Chief Justice of Nigeria
- Incumbent
- Assumed office 22 August 2024
- Preceded by: Olukayode Ariwoola

Justice of the Supreme Court of Nigeria
- Incumbent
- Assumed office July 2013

Personal details
- Born: 7 May 1958 (age 68) London, England, United Kingdom
- Party: Non partisan
- Education: University of Lagos (LL.B.); Nigerian Law School; London School of Economics (LL.M.);
- Occupation: Lawyer; Judge;

= Kudirat Kekere-Ekun =

Chief Justice of Nigeria since 2024

Kudirat Motonmori Olatokunbo (born 7 May 1958), popularly known as Kudirat Kekere-Ekun, is an English-born Nigerian jurist and Justice of the Supreme Court of Nigeria who has served as the Chief Justice of Nigeria since 22 August 2024. She was appointed Chief Justice following the retirement of Chief Justice Olukayode Ariwoola.

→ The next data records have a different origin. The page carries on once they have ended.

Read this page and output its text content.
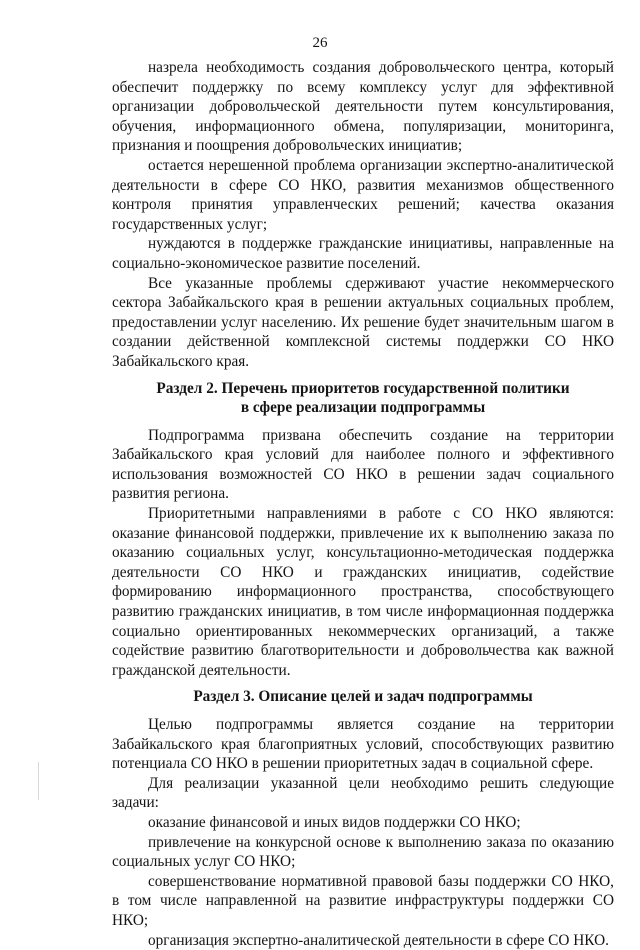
26

назрела необходимость создания добровольческого центра, который обеспечит поддержку по всему комплексу услуг для эффективной организации добровольческой деятельности путем консультирования, обучения, информационного обмена, популяризации, мониторинга, признания и поощрения добровольческих инициатив;

остается нерешенной проблема организации экспертно-аналитической деятельности в сфере СО НКО, развития механизмов общественного контроля принятия управленческих решений; качества оказания государственных услуг;

нуждаются в поддержке гражданские инициативы, направленные на социально-экономическое развитие поселений.

Все указанные проблемы сдерживают участие некоммерческого сектора Забайкальского края в решении актуальных социальных проблем, предоставлении услуг населению. Их решение будет значительным шагом в создании действенной комплексной системы поддержки СО НКО Забайкальского края.

Раздел 2. Перечень приоритетов государственной политики
в сфере реализации подпрограммы

Подпрограмма призвана обеспечить создание на территории Забайкальского края условий для наиболее полного и эффективного использования возможностей СО НКО в решении задач социального развития региона.

Приоритетными направлениями в работе с СО НКО являются: оказание финансовой поддержки, привлечение их к выполнению заказа по оказанию социальных услуг, консультационно-методическая поддержка деятельности СО НКО и гражданских инициатив, содействие формированию информационного пространства, способствующего развитию гражданских инициатив, в том числе информационная поддержка социально ориентированных некоммерческих организаций, а также содействие развитию благотворительности и добровольчества как важной гражданской деятельности.

Раздел 3. Описание целей и задач подпрограммы

Целью подпрограммы является создание на территории Забайкальского края благоприятных условий, способствующих развитию потенциала СО НКО в решении приоритетных задач в социальной сфере.

Для реализации указанной цели необходимо решить следующие задачи:

оказание финансовой и иных видов поддержки СО НКО;

привлечение на конкурсной основе к выполнению заказа по оказанию социальных услуг СО НКО;

совершенствование нормативной правовой базы поддержки СО НКО, в том числе направленной на развитие инфраструктуры поддержки СО НКО;

организация экспертно-аналитической деятельности в сфере СО НКО.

==Early life and education==

Kekere Ekun was born on 7 May 1958 in London, United Kingdom. In 1980, she received a bachelor's degree in Law from the University of Lagos and was admitted to the Nigeria Bar on 10 July 1981, having graduated from the Nigerian Law School. She received a master's degree in law from the London School of Economics in November 1983.

==Awards==

In October 2022, the Nigerian national honour of Commander of the Order of the Federal Republic (CFR) was conferred on her by President Muhammadu Buhari.

==Law career==

Kudirat joined the Lagos State Judiciary as Senior Magistrate II and rose to the position of the State High Court Judge. She served as Chairman of Robbery and Firearms Tribunal, Zone II, Ikeja between November 1996 to May 1999. She was appointed to the bench of the Nigerian courts of appeal in 2004 before her appointment as Justice of the Supreme Court of Nigeria in July 2013.

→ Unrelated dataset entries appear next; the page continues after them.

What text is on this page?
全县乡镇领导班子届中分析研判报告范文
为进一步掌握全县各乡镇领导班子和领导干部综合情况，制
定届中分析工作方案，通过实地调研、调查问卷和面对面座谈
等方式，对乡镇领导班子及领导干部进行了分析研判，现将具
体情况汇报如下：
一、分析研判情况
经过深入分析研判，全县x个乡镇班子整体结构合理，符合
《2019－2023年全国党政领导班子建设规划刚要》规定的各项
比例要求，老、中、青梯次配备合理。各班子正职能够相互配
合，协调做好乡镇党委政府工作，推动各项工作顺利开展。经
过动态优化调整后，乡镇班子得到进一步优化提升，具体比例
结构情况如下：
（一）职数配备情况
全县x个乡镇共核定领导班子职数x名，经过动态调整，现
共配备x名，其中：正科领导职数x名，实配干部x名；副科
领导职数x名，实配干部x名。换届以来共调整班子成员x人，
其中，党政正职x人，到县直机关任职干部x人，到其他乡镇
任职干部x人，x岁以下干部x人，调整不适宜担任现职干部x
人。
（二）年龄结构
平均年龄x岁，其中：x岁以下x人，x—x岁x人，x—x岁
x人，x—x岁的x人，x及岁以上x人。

In 2020, Kekere-Ekun was on the seven-member panel that sacked Imo State governor Emeka Ihedioha and declared that the winning candidate was Hope Uzodinma of the All Progressives Congress (APC), who originally came fourth in the election results. Ihedioha described the verdict as "unfair, unjust and does not reflect the voting that took place during the elections", but said he would respect the judgement.

== Appointment ==

On 23 August 2024, Kekere-Ekun was sworn in by President Bola Tinubu at the Council Chamber of the State House in Abuja. Her appointment makes her the second woman to become Nigeria's Chief Justice after Justice Aloma Mariam Mukhtar. Kekere-Ekun also becomes the first woman from Southwest geopolitical zone of Nigeria to become Chief Justice of Nigeria.